木姨站起来不由自主的接过了那手串,她好像在感受着那种亲切的味道还有一丝的高兴的意味,双手不由自主将其捧起,放在鼻子下面,深深的闻了一口,随后眼泪落了下来,将手串贴在自己的脸庞,闭着眼睛,卓玛也流下了眼泪,她不会到为什么仿佛能够感觉到那手串就好像是回到了主人的手中一样,但是那明明是自己的东西啊?

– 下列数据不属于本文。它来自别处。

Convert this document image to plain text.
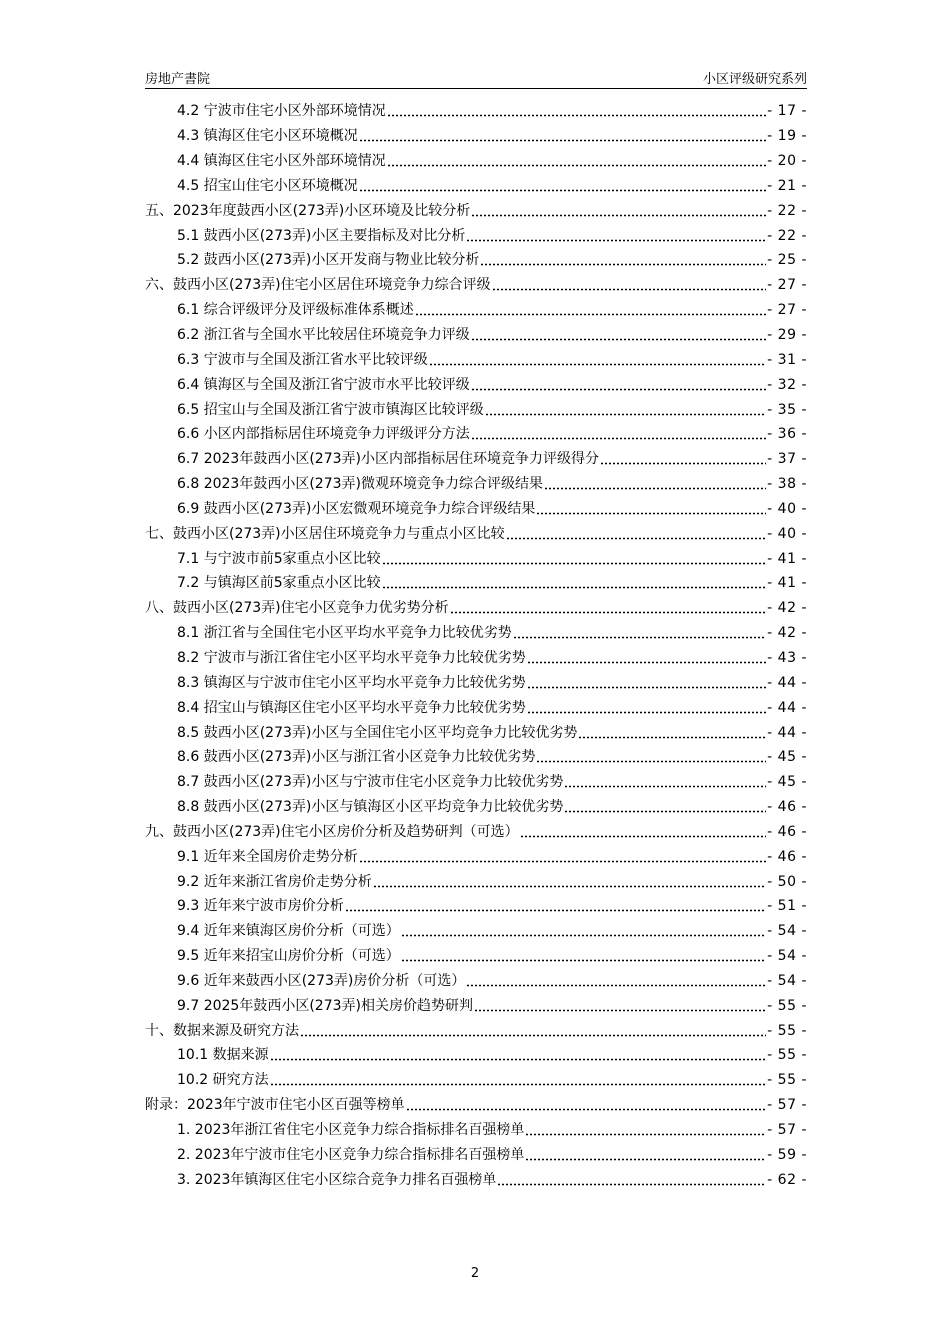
房地产書院	小区评级研究系列
4.2 宁波市住宅小区外部环境情况	- 17 -
4.3 镇海区住宅小区环境概况	- 19 -
4.4 镇海区住宅小区外部环境情况	- 20 -
4.5 招宝山住宅小区环境概况	- 21 -
五、2023年度鼓西小区(273弄)小区环境及比较分析	- 22 -
5.1 鼓西小区(273弄)小区主要指标及对比分析	- 22 -
5.2 鼓西小区(273弄)小区开发商与物业比较分析	- 25 -
六、鼓西小区(273弄)住宅小区居住环境竞争力综合评级	- 27 -
6.1 综合评级评分及评级标准体系概述	- 27 -
6.2 浙江省与全国水平比较居住环境竞争力评级	- 29 -
6.3 宁波市与全国及浙江省水平比较评级	- 31 -
6.4 镇海区与全国及浙江省宁波市水平比较评级	- 32 -
6.5 招宝山与全国及浙江省宁波市镇海区比较评级	- 35 -
6.6 小区内部指标居住环境竞争力评级评分方法	- 36 -
6.7 2023年鼓西小区(273弄)小区内部指标居住环境竞争力评级得分	- 37 -
6.8 2023年鼓西小区(273弄)微观环境竞争力综合评级结果	- 38 -
6.9 鼓西小区(273弄)小区宏微观环境竞争力综合评级结果	- 40 -
七、鼓西小区(273弄)小区居住环境竞争力与重点小区比较	- 40 -
7.1 与宁波市前5家重点小区比较	- 41 -
7.2 与镇海区前5家重点小区比较	- 41 -
八、鼓西小区(273弄)住宅小区竞争力优劣势分析	- 42 -
8.1 浙江省与全国住宅小区平均水平竞争力比较优劣势	- 42 -
8.2 宁波市与浙江省住宅小区平均水平竞争力比较优劣势	- 43 -
8.3 镇海区与宁波市住宅小区平均水平竞争力比较优劣势	- 44 -
8.4 招宝山与镇海区住宅小区平均水平竞争力比较优劣势	- 44 -
8.5 鼓西小区(273弄)小区与全国住宅小区平均竞争力比较优劣势	- 44 -
8.6 鼓西小区(273弄)小区与浙江省小区竞争力比较优劣势	- 45 -
8.7 鼓西小区(273弄)小区与宁波市住宅小区竞争力比较优劣势	- 45 -
8.8 鼓西小区(273弄)小区与镇海区小区平均竞争力比较优劣势	- 46 -
九、鼓西小区(273弄)住宅小区房价分析及趋势研判（可选）	- 46 -
9.1 近年来全国房价走势分析	- 46 -
9.2 近年来浙江省房价走势分析	- 50 -
9.3 近年来宁波市房价分析	- 51 -
9.4 近年来镇海区房价分析（可选）	- 54 -
9.5 近年来招宝山房价分析（可选）	- 54 -
9.6 近年来鼓西小区(273弄)房价分析（可选）	- 54 -
9.7 2025年鼓西小区(273弄)相关房价趋势研判	- 55 -
十、数据来源及研究方法	- 55 -
10.1 数据来源	- 55 -
10.2 研究方法	- 55 -
附录：2023年宁波市住宅小区百强等榜单	- 57 -
1. 2023年浙江省住宅小区竞争力综合指标排名百强榜单	- 57 -
2. 2023年宁波市住宅小区竞争力综合指标排名百强榜单	- 59 -
3. 2023年镇海区住宅小区综合竞争力排名百强榜单	- 62 -
2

姥爷站了起来,“来,到屋子里面”,他领着大家尽到了屋子里面,在大的客厅里面,许乐看到有一张照片,他有些纳闷,这张照片是姥爷那边的啊,怎么拿到这了呢?
当阿姆和卓玛看到那张眼前老人五六十岁的样子和那位藏土区无限爱戴的十世班智大师一起并排站着的照片时,阿姆一下跪倒在地,口中连连诵念“南无顶礼十世班智大师”!
随后是卓玛也是如此,木姨看着二人小声的啜泣着,嘴里不知道念叨着什么!
姥爷笑呵呵的请大家坐下,“许乐,我和班智大师的关系就不说了,你可能不知道吧,你眼前的这位就是佛妻,而你救回来的这位姑娘就是佛女,也可以说是公主啊”!
旺姆还是有些小骄傲的看了一下许乐,许乐搭理都没有搭理他,这也是为他没敢带桑杰来,他怕桑杰来了直接就敢把桌子给掀了!
阿姆听完姥爷说的话,一下张大了嘴巴,仿佛是不敢相信一般,又好像是觉得不可能,但更多的是一种害怕,还有就是那种自责,她的眼泪落了下来,低着头,卓玛看着旺姆,站了起来,“你好,我叫卓玛,钦天卓玛”!
旺姆也站了起来,“我叫来珍旺姆,我听说你和许乐的事情了,挺羡慕你的,也祝福你们”!
清凝在一边一直看着木姨没有说话,然后又看着卓玛,不时的好像比对着,又偶尔看着照片,有点疑惑的样子,不过啥也没说,随后对旺姆说道,“旺姆,我跟你到外面聊点事儿”,旺姆有点怕清凝,不知道为什么,就连见到卓玛,也好像有点害怕但是却又感觉到有点亲切,说不出来的意思,还是跟着清凝出去了,卓玛也被清凝叫了出去!